Anyway, this sort of strange glimpse into my past has made me think long and hard about my future. It's made me a lot more pragmatic about the way I handle things. For instance: Last Saturday, while talking to one of the students about what they'd like to major in, nursing came up as an option. Now, I'll be the first to admit that I've been bucking against becoming a nurse since I realized that 90% of the Filipinas I've met have been nurses, but whatevs... I've made my decision, I know my reasons, and that's all there is to it. But my student... well, she had the same idea that I did. She wasn't Filipina, but she also didn't think it was right for her, and even though this career provides financial stability and assurance of a job, she'd rather choose something else.

I surprised myself by not feeling hurt. It's not that I meant to not feel hurt, but when I realized that I didn't feel hurt by her apparent letting down of my would-be profession, I was surprised. It made me proud. Every molecule in my body truly believed that it was okay for her to pick a path that's nowhere similar to my own. And that, to an egotistical person like myself, is a huge step to shedding my skin.

Also, though, I found myself wondering if the economy would continue to falter, and if she'd be forced to join the ranks of the medical field - as I have, sort of - in order to make end's meet. I wondered if that's the main reason or the only reason that I've made my decision... And then the mother of my recently deceased godson called. She thanked me for attending the funeral, asked if I'd mind looking after her two other boys when they're in town next week, and insulted the EMTs that were first to arrive on the scene. (My godson was shot.)

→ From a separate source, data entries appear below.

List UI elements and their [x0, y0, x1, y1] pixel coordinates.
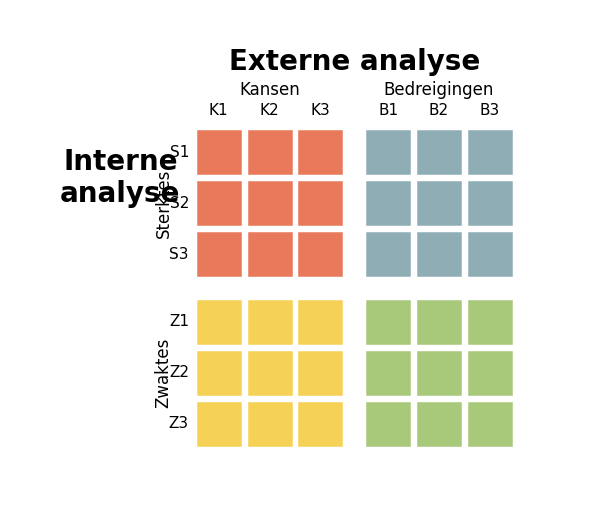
Bar [364, 230, 412, 278]
Text: S1: S1 [170, 145, 189, 160]
Text: Kansen: Kansen [239, 81, 300, 99]
Bar [415, 298, 463, 346]
Text: Bedreigingen: Bedreigingen [384, 81, 494, 99]
Text: S3: S3 [169, 247, 189, 262]
Bar [195, 400, 243, 448]
Bar [296, 400, 344, 448]
Bar [466, 230, 514, 278]
Bar [245, 400, 293, 448]
Bar [296, 128, 344, 176]
Bar [245, 349, 293, 397]
Bar [415, 349, 463, 397]
Bar [296, 230, 344, 278]
Bar [195, 349, 243, 397]
Bar [415, 179, 463, 227]
Bar [415, 400, 463, 448]
Text: Interne
analyse: Interne analyse [60, 148, 181, 208]
Text: B2: B2 [429, 103, 449, 118]
Bar [195, 298, 243, 346]
Text: Sterktes: Sterktes [155, 169, 173, 238]
Bar [296, 179, 344, 227]
Bar [364, 298, 412, 346]
Text: K3: K3 [311, 103, 331, 118]
Bar [195, 128, 243, 176]
Bar [245, 298, 293, 346]
Bar [195, 230, 243, 278]
Text: Z1: Z1 [169, 314, 189, 330]
Text: Z2: Z2 [169, 365, 189, 380]
Bar [364, 349, 412, 397]
Bar [364, 128, 412, 176]
Bar [195, 179, 243, 227]
Text: Zwaktes: Zwaktes [155, 338, 173, 408]
Bar [415, 128, 463, 176]
Bar [364, 179, 412, 227]
Text: Z3: Z3 [169, 416, 189, 431]
Bar [466, 298, 514, 346]
Text: B3: B3 [480, 103, 500, 118]
Text: K1: K1 [209, 103, 229, 118]
Bar [364, 400, 412, 448]
Bar [466, 349, 514, 397]
Bar [466, 400, 514, 448]
Bar [466, 179, 514, 227]
Bar [466, 128, 514, 176]
Bar [296, 298, 344, 346]
Text: K2: K2 [260, 103, 280, 118]
Text: S2: S2 [170, 196, 189, 211]
Bar [245, 179, 293, 227]
Text: Externe analyse: Externe analyse [229, 48, 480, 76]
Bar [296, 349, 344, 397]
Bar [245, 230, 293, 278]
Bar [415, 230, 463, 278]
Bar [245, 128, 293, 176]
Text: B1: B1 [378, 103, 398, 118]
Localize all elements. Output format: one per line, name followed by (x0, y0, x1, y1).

In that moment, when I listened to her talk about what the EMTs should've done, I realized I had no idea what the fuck she was talking about. I mean, sure, I've watched a few episodes of Grey's Anatomy, but I don't know dick when it comes to biology or medicine. If, somehow, I had been there when my godson got shot, there would've been nothing I could do but call 911 a little sooner. I'd have been useless.

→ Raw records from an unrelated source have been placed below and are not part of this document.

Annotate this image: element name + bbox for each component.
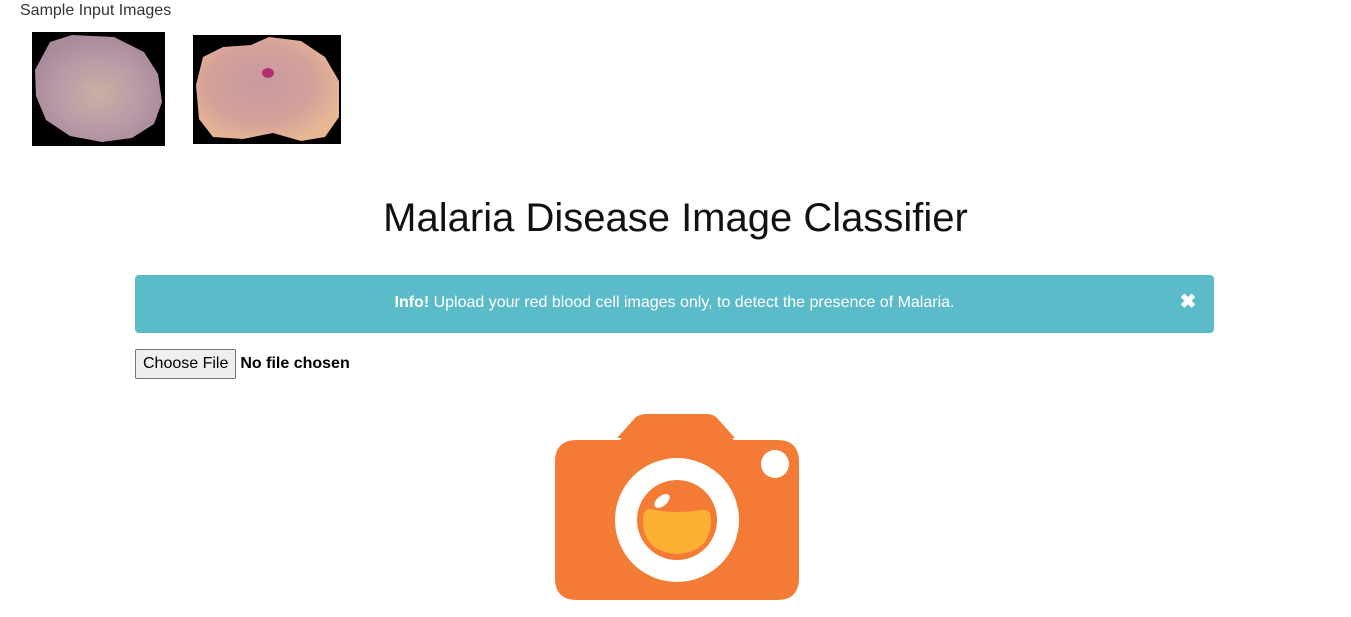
alert-message: Upload your red blood cell images only, … — [429, 294, 955, 311]
close-icon[interactable]: ✖ — [1179, 291, 1197, 313]
file-status-text: No file chosen — [240, 355, 350, 372]
page-title: Malaria Disease Image Classifier — [383, 196, 968, 240]
sample-image-uninfected — [32, 32, 165, 146]
sample-images-label: Sample Input Images — [20, 2, 172, 19]
info-alert: Info! Upload your red blood cell images … — [135, 275, 1214, 333]
file-upload: Choose File No file chosen — [135, 349, 350, 379]
choose-file-button[interactable]: Choose File — [135, 349, 237, 379]
sample-image-infected — [193, 35, 341, 144]
alert-text: Info! Upload your red blood cell images … — [135, 294, 1214, 312]
alert-strong-label: Info! — [394, 294, 430, 311]
camera-icon[interactable] — [555, 414, 799, 600]
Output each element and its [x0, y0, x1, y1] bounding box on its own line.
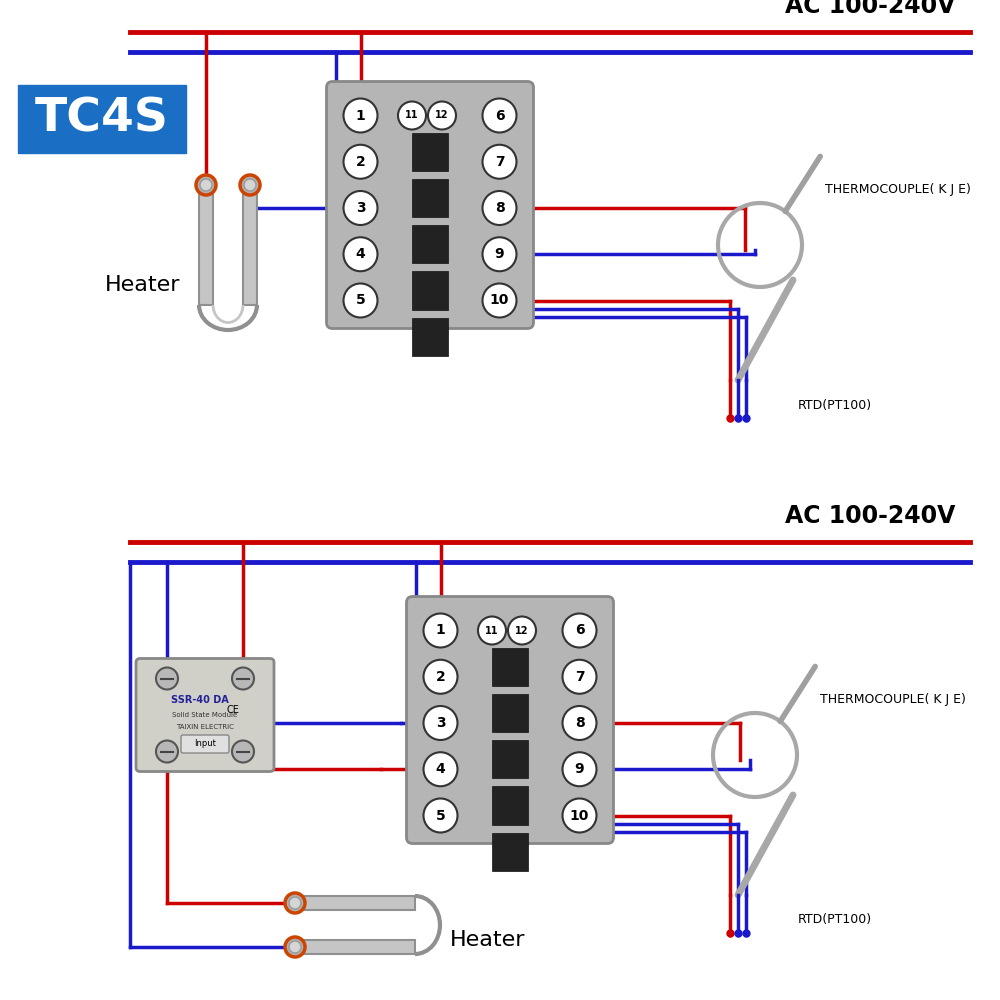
Text: 11: 11	[405, 110, 419, 120]
Circle shape	[285, 937, 305, 957]
Circle shape	[424, 798, 458, 832]
Circle shape	[344, 237, 378, 271]
Text: 9: 9	[495, 247, 504, 261]
Text: 3: 3	[356, 201, 365, 215]
Text: SSR-40 DA: SSR-40 DA	[171, 695, 229, 705]
Circle shape	[344, 191, 378, 225]
Circle shape	[562, 660, 596, 694]
Text: RTD(PT100): RTD(PT100)	[798, 398, 872, 412]
Bar	[412, 132, 448, 171]
Bar	[295, 896, 415, 910]
Circle shape	[482, 99, 516, 132]
Text: 5: 5	[356, 294, 365, 308]
Text: CE: CE	[227, 705, 239, 715]
Text: 3: 3	[436, 716, 445, 730]
Circle shape	[285, 893, 305, 913]
Text: AC 100-240V: AC 100-240V	[785, 0, 955, 18]
Text: 5: 5	[436, 808, 445, 822]
Text: 4: 4	[436, 762, 445, 776]
FancyBboxPatch shape	[136, 658, 274, 772]
Circle shape	[508, 616, 536, 645]
FancyBboxPatch shape	[18, 85, 186, 153]
Circle shape	[240, 175, 260, 195]
Circle shape	[156, 668, 178, 690]
Text: 9: 9	[575, 762, 584, 776]
Circle shape	[478, 616, 506, 645]
FancyBboxPatch shape	[181, 735, 229, 753]
Text: Solid State Module: Solid State Module	[172, 712, 238, 718]
FancyBboxPatch shape	[326, 82, 534, 328]
Bar	[199, 185, 213, 305]
Text: 12: 12	[515, 626, 529, 636]
Bar	[243, 185, 257, 305]
Circle shape	[244, 179, 256, 191]
Circle shape	[200, 179, 212, 191]
Circle shape	[344, 99, 378, 132]
Text: 7: 7	[495, 155, 504, 169]
Text: AC 100-240V: AC 100-240V	[785, 504, 955, 528]
Circle shape	[428, 102, 456, 129]
Text: 12: 12	[435, 110, 449, 120]
Text: 6: 6	[575, 624, 584, 638]
Bar	[412, 318, 448, 356]
Text: Input: Input	[194, 740, 216, 748]
Text: TAIXIN ELECTRIC: TAIXIN ELECTRIC	[176, 724, 234, 730]
Circle shape	[562, 752, 596, 786]
Text: 2: 2	[356, 155, 365, 169]
Circle shape	[424, 613, 458, 648]
Circle shape	[156, 740, 178, 762]
Circle shape	[344, 145, 378, 179]
Circle shape	[232, 668, 254, 690]
Circle shape	[482, 284, 516, 318]
Circle shape	[482, 237, 516, 271]
Text: TC4S: TC4S	[35, 97, 169, 141]
Circle shape	[344, 284, 378, 318]
Bar	[492, 786, 528, 824]
Bar	[295, 940, 415, 954]
Text: THERMOCOUPLE( K J E): THERMOCOUPLE( K J E)	[820, 694, 966, 706]
Text: 1: 1	[356, 108, 365, 122]
Circle shape	[482, 145, 516, 179]
Text: 10: 10	[570, 808, 589, 822]
Text: RTD(PT100): RTD(PT100)	[798, 914, 872, 926]
Bar	[492, 832, 528, 871]
Text: THERMOCOUPLE( K J E): THERMOCOUPLE( K J E)	[825, 184, 971, 196]
Bar	[412, 179, 448, 217]
Bar	[412, 271, 448, 310]
Circle shape	[424, 752, 458, 786]
Bar	[492, 740, 528, 778]
Bar	[492, 648, 528, 686]
Text: 8: 8	[495, 201, 504, 215]
Bar	[492, 694, 528, 732]
Text: 1: 1	[436, 624, 445, 638]
Circle shape	[562, 798, 596, 832]
Circle shape	[482, 191, 516, 225]
Text: Heater: Heater	[450, 930, 526, 950]
Text: 4: 4	[356, 247, 365, 261]
Text: 11: 11	[485, 626, 499, 636]
Text: 7: 7	[575, 670, 584, 684]
Text: 6: 6	[495, 108, 504, 122]
Text: 2: 2	[436, 670, 445, 684]
Circle shape	[196, 175, 216, 195]
Circle shape	[289, 897, 301, 909]
Text: 10: 10	[490, 294, 509, 308]
Circle shape	[398, 102, 426, 129]
Text: 8: 8	[575, 716, 584, 730]
FancyBboxPatch shape	[406, 596, 614, 844]
Bar	[412, 225, 448, 263]
Circle shape	[232, 740, 254, 762]
Circle shape	[424, 660, 458, 694]
Text: Heater: Heater	[105, 275, 181, 295]
Circle shape	[289, 941, 301, 953]
Circle shape	[562, 706, 596, 740]
Circle shape	[424, 706, 458, 740]
Circle shape	[562, 613, 596, 648]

The other huge reason that made me decide to go into nursing is a desire to expand my skill set. Writing is a talent and my passion, but it doesn't save lives. Not literally, anyway. I should be able to give more of myself than fancy articulations of my thoughts and egotistical analyzations of my experiences.

So, yeah... I want to adopt puppies and kittens.


I'm not really sure how I got so derailed from that thought. But, yeah. Puppies and kittens. Fo sho.